Che significato ha tutto ciò per la comprensione dell’attuale costellazione di lavoro e migrazioni? Uno sguardo al dibattito sociologico sulla “substratificazione” dei migranti, da una parte, sul loro ruolo come “esercito di riserva”, dall’altra, può aiutarci a chiarire questo rapporto. Invece di porre all’ordine del giorno il tema della (dis)-integrazione della forza lavoro migrante e quello connesso relativo a come essa sia parte dello Stato nell’ottica di un rapporto materiale di forze, cerchiamo, con il ricorso al concetto di mobilità, di localizzare il terreno della lotta all’interno delle separazioni della divisione del lavoro, tanto a livello globale quanto a livello regionale e nazionale. In questo modo vogliamo anche rendere possibile un’articolazione politica a-statalistica del rapporto tra Stato, rapporti di produzione e forza lavoro.

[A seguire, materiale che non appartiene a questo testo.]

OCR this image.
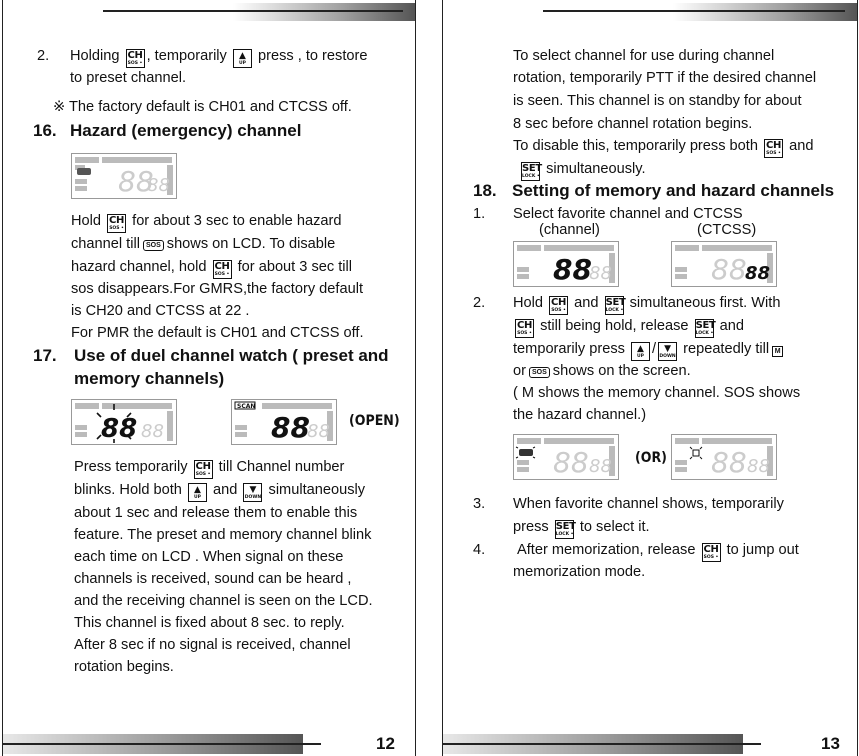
2. Holding CH
SOS • , temporarily	▲
UP press , to restore
to preset channel.
※ The factory default is CH01 and CTCSS off.
16. Hazard (emergency) channel
88
88
Hold CH
SOS • for about 3 sec to enable hazard
channel till SOS shows on LCD. To disable
hazard channel, hold CH
SOS • for about 3 sec till
sos disappears.For GMRS,the factory default
is CH20 and CTCSS at 22 .
For PMR the default is CH01 and CTCSS off.
17. Use of duel channel watch ( preset and
memory channels)
88 88
SCAN
88
88 (OPEN)
Press temporarily CH
SOS • till Channel number
blinks. Hold both	▲
UP and	▼
DOWN simultaneously
about 1 sec and release them to enable this
feature. The preset and memory channel blink
each time on LCD . When signal on these
channels is received, sound can be heard ,
and the receiving channel is seen on the LCD.
This channel is fixed about 8 sec. to reply.
After 8 sec if no signal is received, channel
rotation begins.
12
To select channel for use during channel
rotation, temporarily PTT if the desired channel
is seen. This channel is on standby for about
8 sec before channel rotation begins.
To disable this, temporarily press both CH
SOS • and
SET
LOCK • simultaneously.
18. Setting of memory and hazard channels
1. Select favorite channel and CTCSS
(channel)	(CTCSS)
88
88	88
88
2. Hold CH
SOS • and SET
LOCK • simultaneous first. With
CH
SOS • still being hold, release SET
LOCK • and
temporarily press	▲
UP / ▼
DOWN repeatedly till M
or SOS shows on the screen.
( M shows the memory channel. SOS shows
the hazard channel.)
88 88 (OR) 88 88
3. When favorite channel shows, temporarily
press SET
LOCK • to select it.
4. After memorization, release CH
SOS • to jump out
memorization mode.
13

Due, tre, molti mercati del lavoro
Che le classi lavoratrici non siano in alcun modo sviluppate nella direzione di una massa unitaria e omogenea è un fatto che a partire almeno dalla seconda metà del XX secolo non è sfuggito a nessuno. È risultato altrettanto evidente che una parte di questa “eterogeneità” è stata oggetto di processi di razzizzazione e di essenzializzazione; che quindi, in altre parole, il razzismo ha svolto un ruolo non secondario nel minare ciò che i marxisti tradizionali hanno chiamato l’unità della classe operaia.
Questo è l’orizzonte problematico a partire dal quale Stephen Castles ha cercato di individuare una strategia di dominio nella “substratificazione” del mercato del lavoro attraverso l’impiego dei migranti. La sua analisi del sistema dei lavoratori stranieri nella Repubblica Federale Tedesca mostra che i lavoratori migranti venivano impiegati soprattutto nell’industria, e che il processo di reclutamento coincideva con un processo in cui lavoratori tedeschi o lavoratori del luogo passavano in misura crescente al settore terziario o salivano nella gerarchia d’azienda (cfr. Castles p. 120). Per quanto riguarda lo status socioeconomico, cioè la posizione all’interno dell’azienda, si verificava lo stesso fenomeno: i lavoratori stranieri venivano impiegati come turnisti molto più spesso dei lavoratori tedeschi (ivi p. 131), e lavoravano più frequentemente in aziende automatizzate. Secondo Castles la divisione della classe operaia attraverso l’introduzione, coordinata dallo Stato, di un “esercito di riserva” straniero e disponibile disloca l’antagonismo di classe sul terreno delle componenti “etnicizzate” della classe operaia, e in questo modo lo sfruttamento, al pari della discriminazione statale cui queste componenti sono sottoposte, viene ulteriormente potenziato.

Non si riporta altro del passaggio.